Cuando el taxi se detuvo frente a la casa de sus padres, estuvo a punto de ceder al miedo y en cambio pedirle al conductor que diera media vuelta y que lo regresara al aeropuerto. Ni siquiera le habría molestado malgastar un boleto de avión si eso aseguraba su paz mental. O su cobardía, lo que sea que fuera. Pero era como todo en su vida, si empezaba a correr no se detendría nunca y le bastaba con saber que ya estaba actuando de manera errática como para también tener que agregarle el haber huido de su familia cuando acordó  presentarse al almuerzo de cumpleaños que organizaron para su padre.

Así que con toda la reticencia del mundo bajó del auto luego de pagar. Escuchó el taxi alejarse, pero se negó a avanzar de inmediato. De hecho no podía, porque por un instante fue como si sus pies se quedaran anclados en la acera.

Esa era la casa de su infancia. Un lugar que debería inspirarle calidez y sociego. Debería anhelar volver ahí cada cierto timpo como sucedía a algunas personas. Para él nunca fue así. Tenía emociones ante la idea de estar en casa, sin embargo no eran del todo agradables. Conflicfivas, contradictorias, emociones que lo llenaban un poco de ansiedad, pero no agradables.

Observó la casa de dos pisos con detenimiento. Tenía un caminillo de entrada, un porche cuyos escalones y barandilla habían sido recién pintados. No había un jardín feliz y colorido como muchas otras casas en esa misma calle. Solo unos escuetos arbustos y grava. Impecable, pero tan fría que bien podría ser la casa en una exhibición inmobiliaría. De hecho si que parecía la típica casa estadounidense de catálogo, ya que también tenía una bandera en el costado derecho del porche, ondeando orgullosa. Su padre era muy patriota.

—Dios bendiga a los Estados Unidos de América— murmuró el rubio antes de empezar a moverse por fin.

Apretó el asa de la bolsa que llevaba en la mano izquierda. El regalo que había comprado a su padre. Y como no tenía la más remota idea de lo que podía gustarle, se fue por el kit básico de supervicencia para hijos que no saben que regalar a su padre: un juego de billetera y cinturón de cuero, además de una loción que tenía un aroma recatado y elegante. Al menos la fragancia si que se parecía a las que su padre solía usar.

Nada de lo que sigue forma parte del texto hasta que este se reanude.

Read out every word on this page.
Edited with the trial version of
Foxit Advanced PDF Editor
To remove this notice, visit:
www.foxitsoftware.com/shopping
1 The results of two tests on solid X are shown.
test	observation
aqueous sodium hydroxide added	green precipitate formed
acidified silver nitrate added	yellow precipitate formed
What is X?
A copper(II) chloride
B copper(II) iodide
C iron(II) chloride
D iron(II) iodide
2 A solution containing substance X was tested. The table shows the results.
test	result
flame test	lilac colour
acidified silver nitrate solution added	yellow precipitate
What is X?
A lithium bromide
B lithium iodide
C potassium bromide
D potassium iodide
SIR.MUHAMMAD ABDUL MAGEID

Cuando llegó al porche la puerta se abrió y ahí estaba Gerry, su hermano mayor. Él era alto, delgado y de rostro enjunto como su padre. También había heredado las cejas pobladas y los ojos avellana que eran capaces de emitir desaprobación sin siquiera una palabra. Pero al menos en ese momento estaba dándole una pequeña sonrisa, como si en verdad se alegrara de verlo. Bien, ahora se sentía mal por no haber traido regalos para todos. Reprimió una mueca y en cambio le devolvió la sonrisa.

—Dichosos los ojos que te ven, Deirick.

—Ha sido un tiempo— dijo con un poco de torpeza. Nunca había sabido como tratar a Gerry. No es que haya sido malo con él, es solo que siempre se le antojó un poco intimidante.

En especial porque sin duda Gerry si que era el prototipo de hijo perfecto que sus padres habían querido. Y oye, también era su hijo biológico por lo que eso le daba incluso más puntos. Gerry tenía cuarenta y cinco años si no  recordaba  mal. Por supuesto había estudidado una carrera contable y trabajaba con su padre en la oficina de la que este era dueño. Era su mano derecha. Y como plus, estaba casado con una mujer encantadora que trabajaba como asistente ejecutiva en una empresa importante. Tenían dos niñas. Y por supuesto no había que olvidarse de que ya había pagado la hipoteca de su casa; esa era la vida hecha a la que sus padres se referían.  Vaya si eso no se sentía como un puñetazo en el hígado.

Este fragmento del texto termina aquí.